Standing in the shadow walking blind

Standing in the shadow walking blind November 22, 2015

• I’ve only seen the first three episodes of Jessica Jones so far. It’s not a spoiler to explain that the premise involves a super-powered villain who can exert control over the minds of others. This is a device I’ve seen in dozens, maybe hundreds, of stories before — so many times that it has become almost a cliché. Set all of those aside. Here is what that really would mean, and it is deeply unsettling and terrifying in a way that none of those many, many other versions of that story have been.

This is storytelling that requires a trigger warning. I mean that seriously, and also as a high compliment to everything I’ve seen so far from Melissa Rosenberg, Krysten Ritter and David Tennant.

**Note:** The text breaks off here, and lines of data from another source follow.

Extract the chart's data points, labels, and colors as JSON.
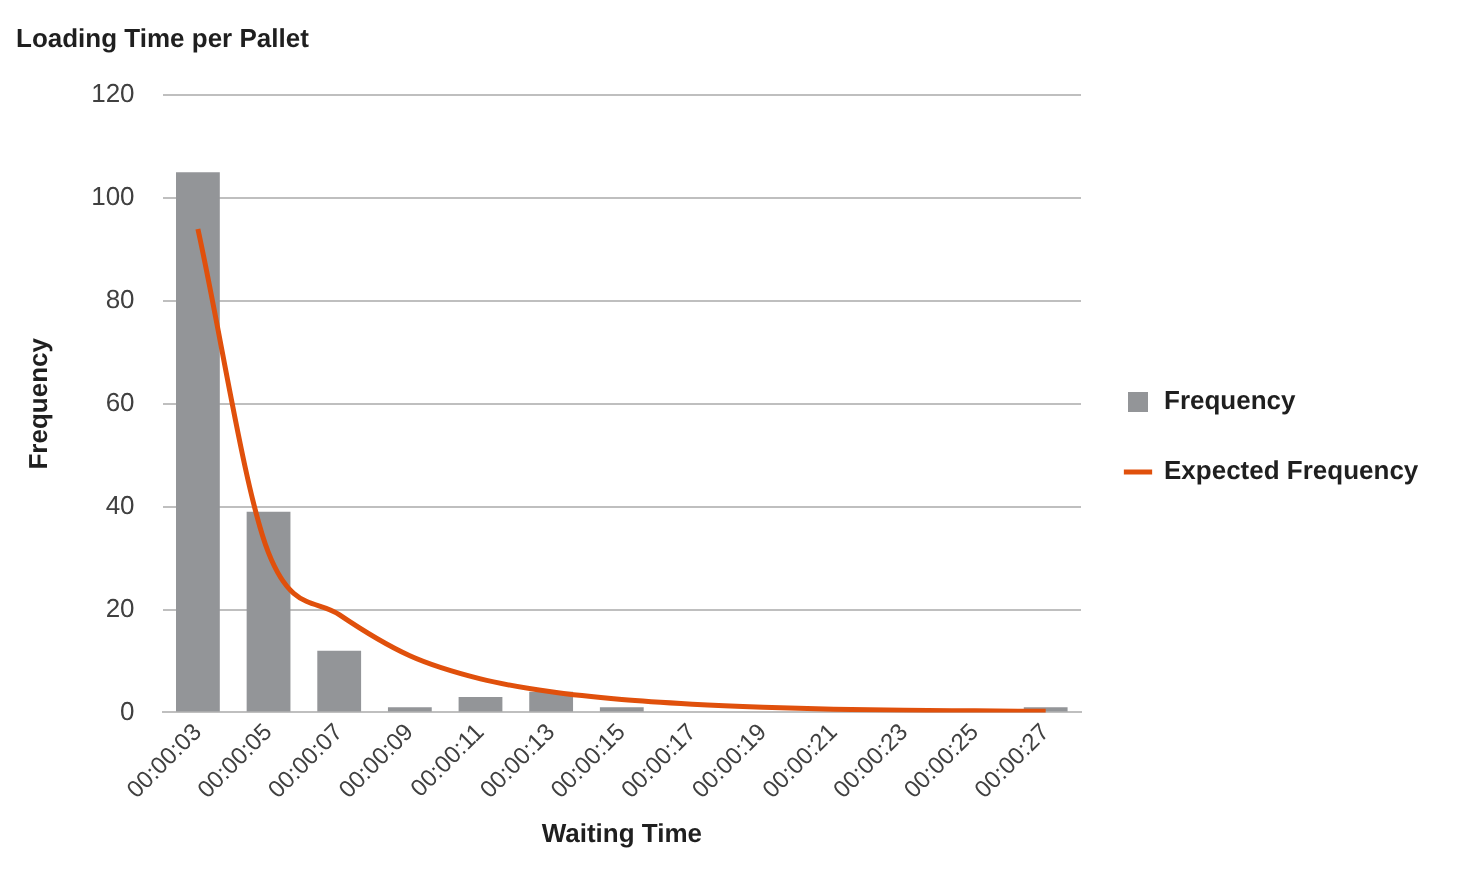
{
  "chart_data": {
    "type": "bar",
    "title": "Loading Time per Pallet",
    "xlabel": "Waiting Time",
    "ylabel": "Frequency",
    "categories": [
      "00:00:03",
      "00:00:05",
      "00:00:07",
      "00:00:09",
      "00:00:11",
      "00:00:13",
      "00:00:15",
      "00:00:17",
      "00:00:19",
      "00:00:21",
      "00:00:23",
      "00:00:25",
      "00:00:27"
    ],
    "series": [
      {
        "name": "Frequency",
        "color": "#939598",
        "values": [
          105,
          39,
          12,
          1,
          3,
          4,
          1,
          0,
          0,
          0,
          0,
          0,
          1
        ]
      },
      {
        "name": "Expected Frequency",
        "type": "line",
        "color": "#e0500c",
        "values": [
          94,
          31,
          19,
          11,
          6.5,
          4,
          2.5,
          1.6,
          1,
          0.6,
          0.4,
          0.3,
          0.2
        ]
      }
    ],
    "ylim": [
      0,
      120
    ],
    "yticks": [
      0,
      20,
      40,
      60,
      80,
      100,
      120
    ],
    "grid": "y",
    "legend": "right",
    "marker": "none"
  }
}
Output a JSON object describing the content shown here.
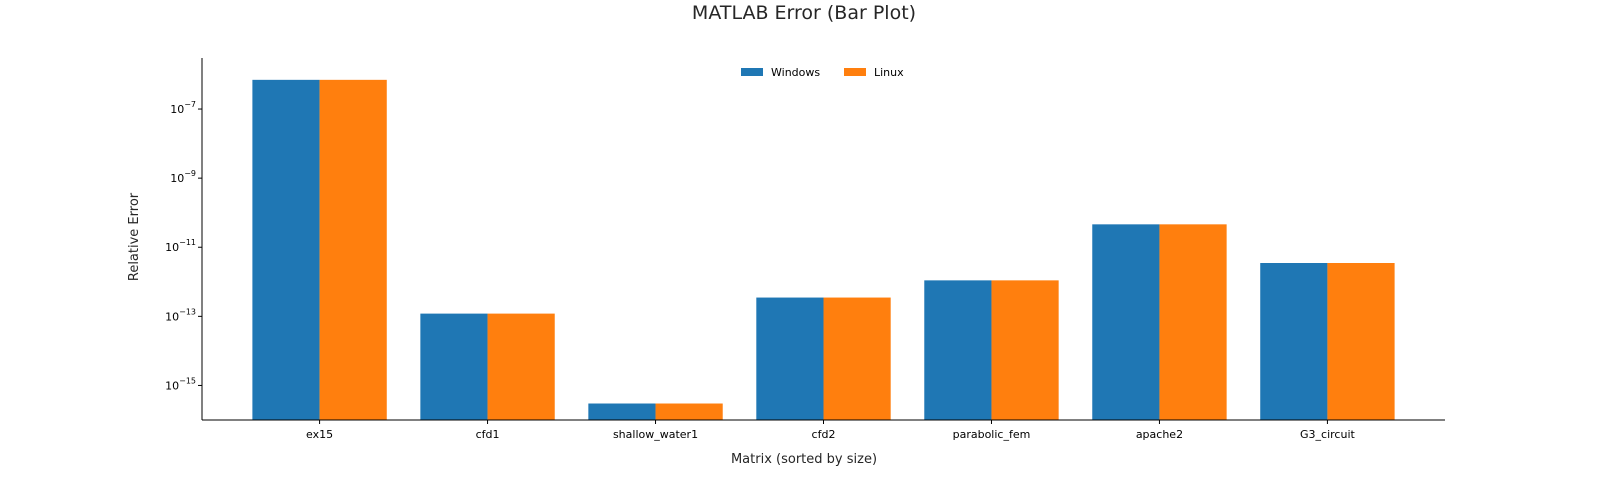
{
  "chart_data": {
    "type": "bar",
    "title": "MATLAB Error (Bar Plot)",
    "xlabel": "Matrix (sorted by size)",
    "ylabel": "Relative Error",
    "y_scale": "log",
    "ylim": [
      1e-16,
      3e-06
    ],
    "y_ticks": [
      {
        "exponent": -15
      },
      {
        "exponent": -13
      },
      {
        "exponent": -11
      },
      {
        "exponent": -9
      },
      {
        "exponent": -7
      }
    ],
    "categories": [
      "ex15",
      "cfd1",
      "shallow_water1",
      "cfd2",
      "parabolic_fem",
      "apache2",
      "G3_circuit"
    ],
    "series": [
      {
        "name": "Windows",
        "color": "#1f77b4",
        "values": [
          7e-07,
          1.2e-13,
          3e-16,
          3.5e-13,
          1.1e-12,
          4.6e-11,
          3.5e-12
        ]
      },
      {
        "name": "Linux",
        "color": "#ff7f0e",
        "values": [
          7e-07,
          1.2e-13,
          3e-16,
          3.5e-13,
          1.1e-12,
          4.6e-11,
          3.5e-12
        ]
      }
    ],
    "legend_position": "top-center",
    "grid": false
  }
}
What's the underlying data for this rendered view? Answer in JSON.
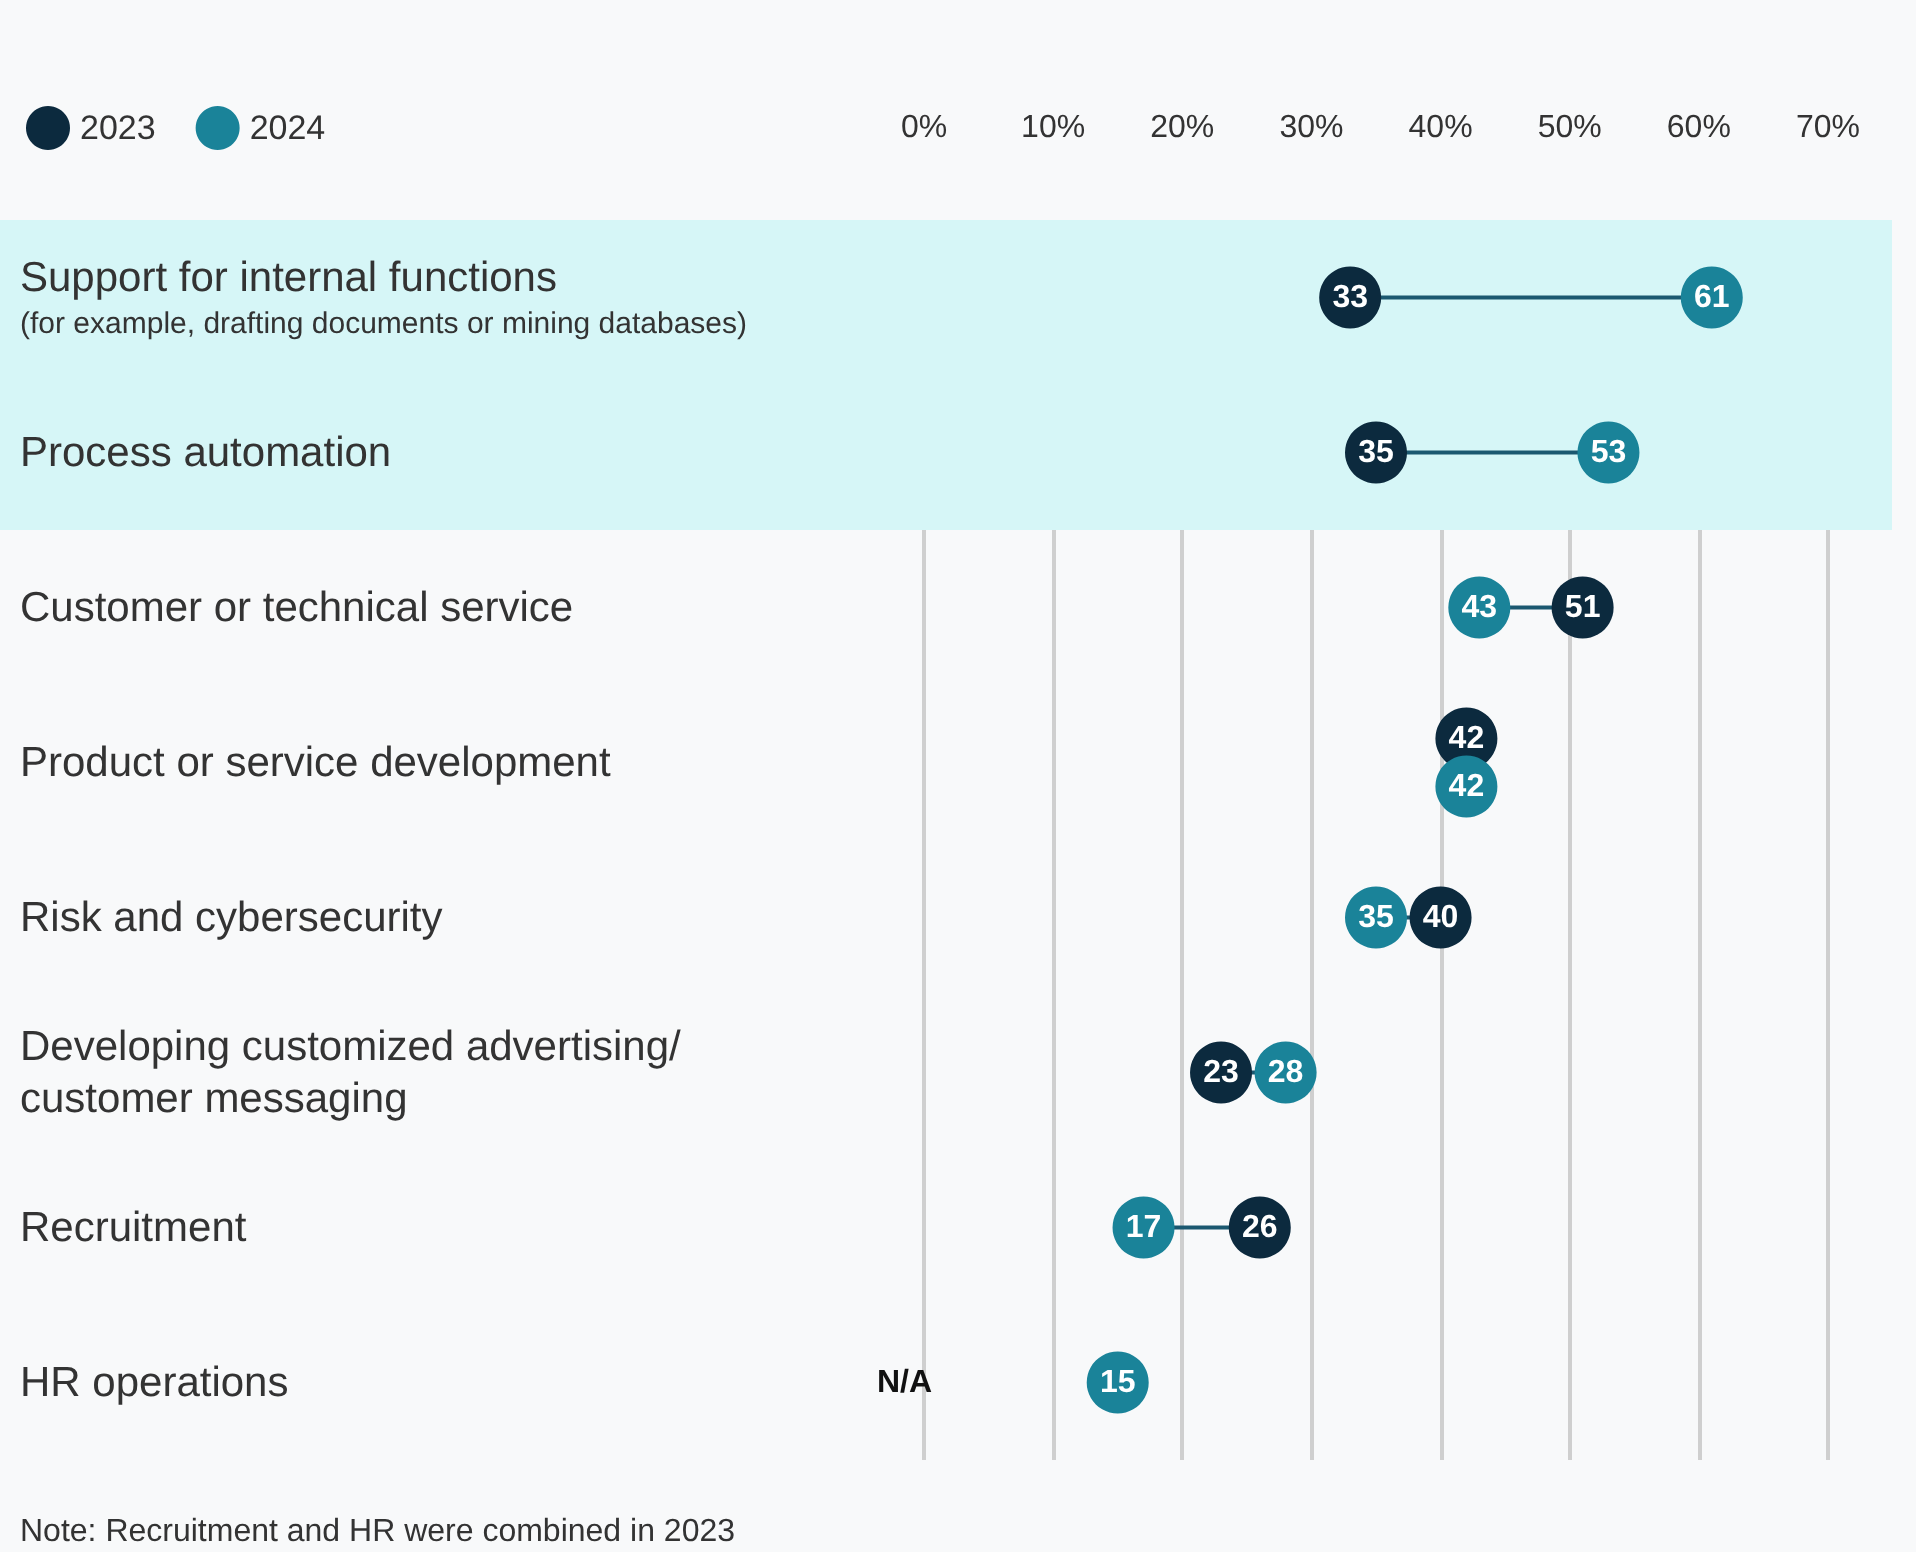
{
  "chart_data": {
    "type": "scatter",
    "orientation": "horizontal",
    "categories": [
      "Support for internal functions (for example, drafting documents or mining databases)",
      "Process automation",
      "Customer or technical service",
      "Product or service development",
      "Risk and cybersecurity",
      "Developing customized advertising/customer messaging",
      "Recruitment",
      "HR operations"
    ],
    "series": [
      {
        "name": "2023",
        "color": "#0c2a3e",
        "values": [
          33,
          35,
          51,
          42,
          40,
          23,
          26,
          null
        ],
        "value_labels": [
          "33",
          "35",
          "51",
          "42",
          "40",
          "23",
          "26",
          "N/A"
        ]
      },
      {
        "name": "2024",
        "color": "#1a8399",
        "values": [
          61,
          53,
          43,
          42,
          35,
          28,
          17,
          15
        ]
      }
    ],
    "xlim": [
      0,
      70
    ],
    "xticks": [
      {
        "value": 0,
        "label": "0%"
      },
      {
        "value": 10,
        "label": "10%"
      },
      {
        "value": 20,
        "label": "20%"
      },
      {
        "value": 30,
        "label": "30%"
      },
      {
        "value": 40,
        "label": "40%"
      },
      {
        "value": 50,
        "label": "50%"
      },
      {
        "value": 60,
        "label": "60%"
      },
      {
        "value": 70,
        "label": "70%"
      }
    ],
    "grid": "x",
    "legend": "top left",
    "marker": "circle",
    "data_labels": true,
    "bands": [
      {
        "axis": "y",
        "from": "Support for internal functions (for example, drafting documents or mining databases)",
        "to": "Process automation",
        "color": "#d6f6f7"
      }
    ],
    "annotations": [
      "Note: Recruitment and HR were combined in 2023"
    ]
  }
}
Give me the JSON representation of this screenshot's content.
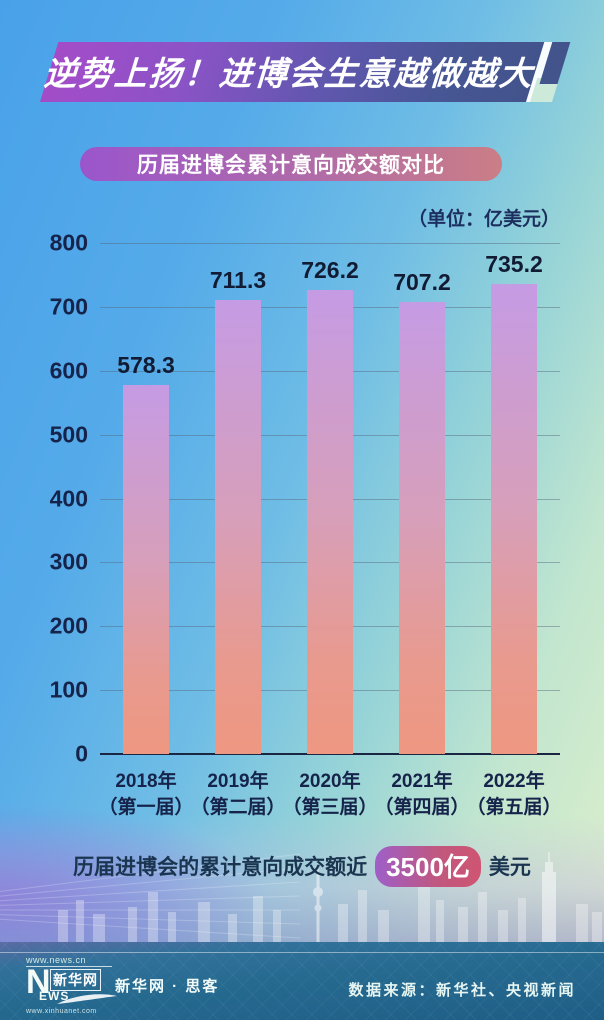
{
  "header": {
    "title": "逆势上扬！进博会生意越做越大"
  },
  "subtitle": {
    "label": "历届进博会累计意向成交额对比"
  },
  "chart_data": {
    "type": "bar",
    "title": "历届进博会累计意向成交额对比",
    "unit_label": "（单位：亿美元）",
    "categories": [
      "2018年",
      "2019年",
      "2020年",
      "2021年",
      "2022年"
    ],
    "categories_line2": [
      "（第一届）",
      "（第二届）",
      "（第三届）",
      "（第四届）",
      "（第五届）"
    ],
    "values": [
      578.3,
      711.3,
      726.2,
      707.2,
      735.2
    ],
    "xlabel": "",
    "ylabel": "",
    "ylim": [
      0,
      800
    ],
    "ytick_step": 100,
    "grid": true,
    "legend": "none",
    "bar_gradient": [
      "#c59be4",
      "#d79fba",
      "#e89a8e",
      "#ee9781"
    ]
  },
  "highlight": {
    "prefix": "历届进博会的累计意向成交额近",
    "value": "3500亿",
    "suffix": "美元",
    "pill_gradient": [
      "#9e5fc8",
      "#cf5572"
    ]
  },
  "footer": {
    "logo": {
      "url_top": "www.news.cn",
      "n": "N",
      "ews": "EWS",
      "boxed_name": "新华网",
      "url_bottom": "www.xinhuanet.com"
    },
    "tagline": "新华网 · 思客",
    "source": "数据来源：新华社、央视新闻"
  },
  "colors": {
    "banner_gradient": [
      "#a44cc8",
      "#42538c"
    ],
    "subtitle_gradient": [
      "#9a55cc",
      "#cb7e86"
    ],
    "axis_text": "#16234a",
    "value_text": "#111b33",
    "background_blue": "#49a1e9",
    "background_green": "#e0f0ca",
    "footer_blue": "#1f5e86"
  }
}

Ruth Krall: “I know what it means to trust the violence one knows more than the calm one wants to know.”

• The Slacktivixen decorates our porch with pumpkins every fall, which we usually leave there until after Thanksgiving when I toss them into the woods out back for the deer before I put up the Christmas lights. This year the deer were impatient.

Pumpkin

Pulled into the driveway yesterday morning and took that photo through the car window from about 10 feet away. She seemed torn between “Human! Run!” and “Pumpkin. Delicious.” And opted for the latter.

This is also why last year’s experiment with a lovely autumnal flint corn wreath on the front door ended badly.

• Katie Barnes traces the dynastic line from Molly Ringwald to Julia Stiles and calls for a restoration of the empty throne. Yes, please.

• The Jar-Jar Binks theory that explains it all. Brilliant. Mad. Semi-plausible.

• Is Vic Berger being uncharitable here by editing The Jim Bakker Show to make the doomsday televangelist appear even more ridiculous? Maybe, but that’s only possible because Bakker has given him so very much material to work with:

Bakker’s latest scheme involves peddling survivalist-prepper bulk food supplies to his fearful and gullible followers. This is the work of a predatory, exploitative con-artist. But on another level, it at least involves a consistent logic based on the End Times, “Tribulation Saints” nonsense of his psychedelic eschatological belief system. It makes a kind of perverse sense to anyone who’s read the Left Behind books, believing them to be gospel, while still wondering why Buck and Rayford and the rest of the idiots in the “Tribulation Force” never bother stockpiling food.

• “You have to admit: That’s a great euphemism for a collection of future Christian donors.” Yep. Just as the telephone created the “prayer chain” as a vehicle for sanctioned, sanctimonious gossip, so too did the rise of direct-mail database ecclesiology turn “prayer” into a fundraising machine.